In cassatie kan van het volgende worden uitgegaan.
(i) De werknemer was sinds 1 oktober 2003 in dienst van Econocom, een vennootschap die deel uitmaakt van een wereldwijd concern. Vanaf 2012 was de werknemer werkzaam als Strategic Operations Director en lid van het Nederlandse managementteam.
(ii) De werknemer was onder meer verantwoordelijk voor een grote klant van Econocom: Hulpmiddelen Centrum (hierna: HMC).
(iii) De werknemer heeft zich begin januari 2020 ziek gemeld in verband met spanningsklachten (burn-out).
(iv) Bij afwezigheid van de werknemer heeft de co-ceo van de Nederlandse organisatie het beheer van het HMC-dossier waargenomen. Daarbij is de co-ceo op onregelmatigheden gestuit, waarna is besloten om een onderzoeksbureau nader onderzoek te laten verrichten.
(v) Het onderzoeksbureau heeft in februari en maart 2020 onderzoek gedaan naar de gedragingen van de werknemer. De voorlopige bevindingen zijn mondeling aan Econocom gerapporteerd.
(vi) Econocom heeft de werknemer op 19 maart 2020 uitgenodigd voor een overleg op 20 maart 2020 over zaken die Econocom verontrustend vond. Een namens de werknemer gedaan verzoek tot uitstel van het overleg heeft Econocom afgewezen.

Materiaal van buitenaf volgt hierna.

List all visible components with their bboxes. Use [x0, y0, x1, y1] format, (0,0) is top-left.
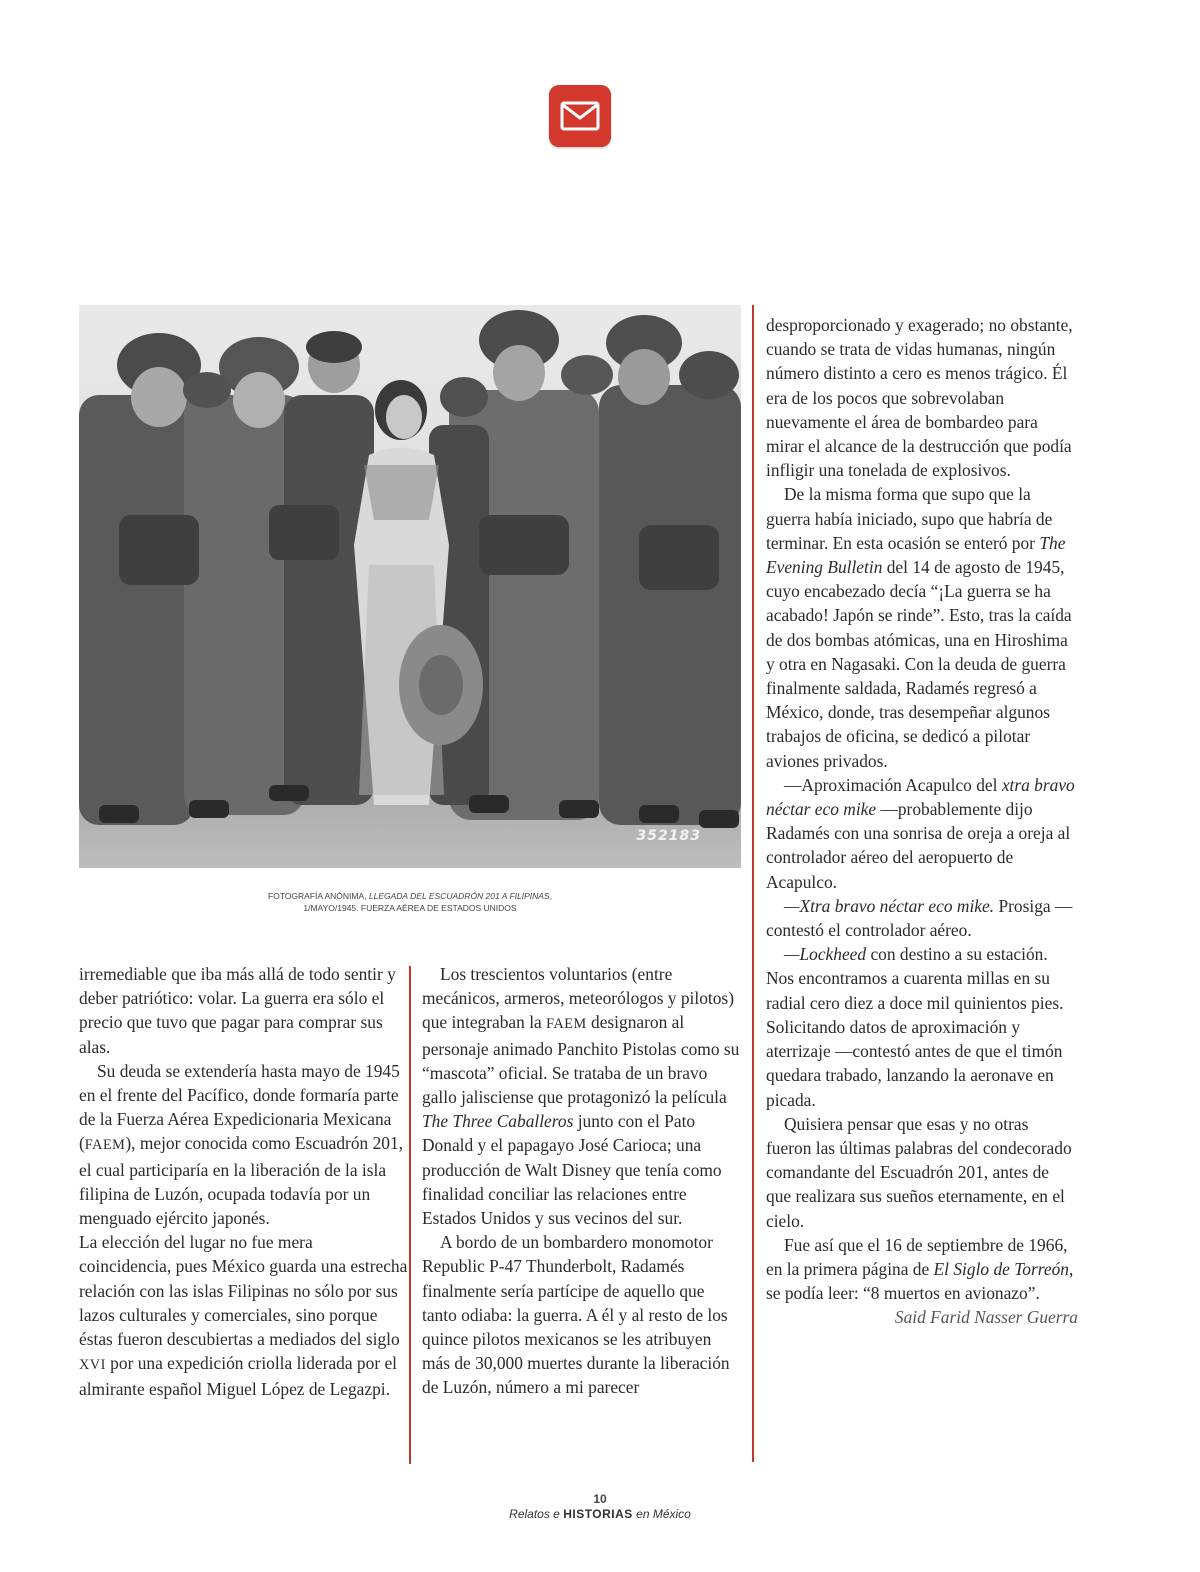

(vii) Econocom heeft de werknemer op 20 maart 2020 een brief gezonden waarin zij de arbeidsovereenkomst met de werknemer met onmiddellijke ingang opzegt, onder de voorwaarde dat de werknemer voor 25 maart 2020 om 18.00 uur geen afdoende verklaring geeft voor de verontrustende feiten die aan het licht waren gekomen, die de dringende reden voor het ontslag op staande voet zou kunnen wegnemen. Econocom noemt in de brief elf gronden, die volgens haar tezamen en ieder voor zich een dringende reden voor een ontslag op staande voet opleveren. Deze gronden komen op het volgende neer:
1. Het ontvangen van ‘kick-backs’ van een consultancybedrijf van een vriend van de werknemer dat zeer grote consultancy fees in rekening bracht bij Econocom.
2. Het reserveren van opbrengsten en retourartikelen van goederen van Econocom, om aankopen van andere goederen te doen die niet aan Econocom toekomen.
3. De aanschaf van een kluis voor de woning van de werknemer door een leverancier van Econocom.
4. De opdracht aan de advocaat van Econocom om de kosten van privéwerkzaamheden in rekening te brengen bij Econocom.
5. Het aansporen van een voor Econocom werkzame IT-specialist tot fraude, door een wasdroger te bestellen en te verzoeken om het aankoopbedrag terug te laten betalen op zijn privérekening.
6. Ontvangst van een televisie voor privégebruik van een agent van Econocom.
7. Het bestellen van bloemen voor privérelaties van de werknemer op kosten van Econocom.
8. Overname van Ajax seizoenskaarten zonder dat daarvoor een vergoeding is betaald.
9. Oneigenlijk gebruik van de tankpas van Econocom, door in de periode waarin de werknemer (grotendeels) arbeidsongeschikt was en op advies van de bedrijfsarts rust moest houden, in totaal voor een bedrag van € 3.076,-- aan benzine te tanken.
10. Schending van de verplichtingen uit hoofde van de Wet verbetering poortwachter, door in strijd met de adviezen van de bedrijfsarts om rust te houden contact te onderhouden met het zusterbedrijf van Econocom over een berekening voor een klant.
11. Het in strijd met de waarheid melden van ziekte op 10 maart 2020.
(viii) Een inhoudelijke reactie van de werknemer is uitgebleven. Bij e-mail van 26 maart 2020 heeft de gemachtigde van Econocom aan de gemachtigde van de werknemer meegedeeld dat de voorwaardelijke opzegging als onvoorwaardelijk geldt.
(ix) Op 30 april 2020 heeft het onderzoeksbureau zijn onderzoeksrapport uitgebracht.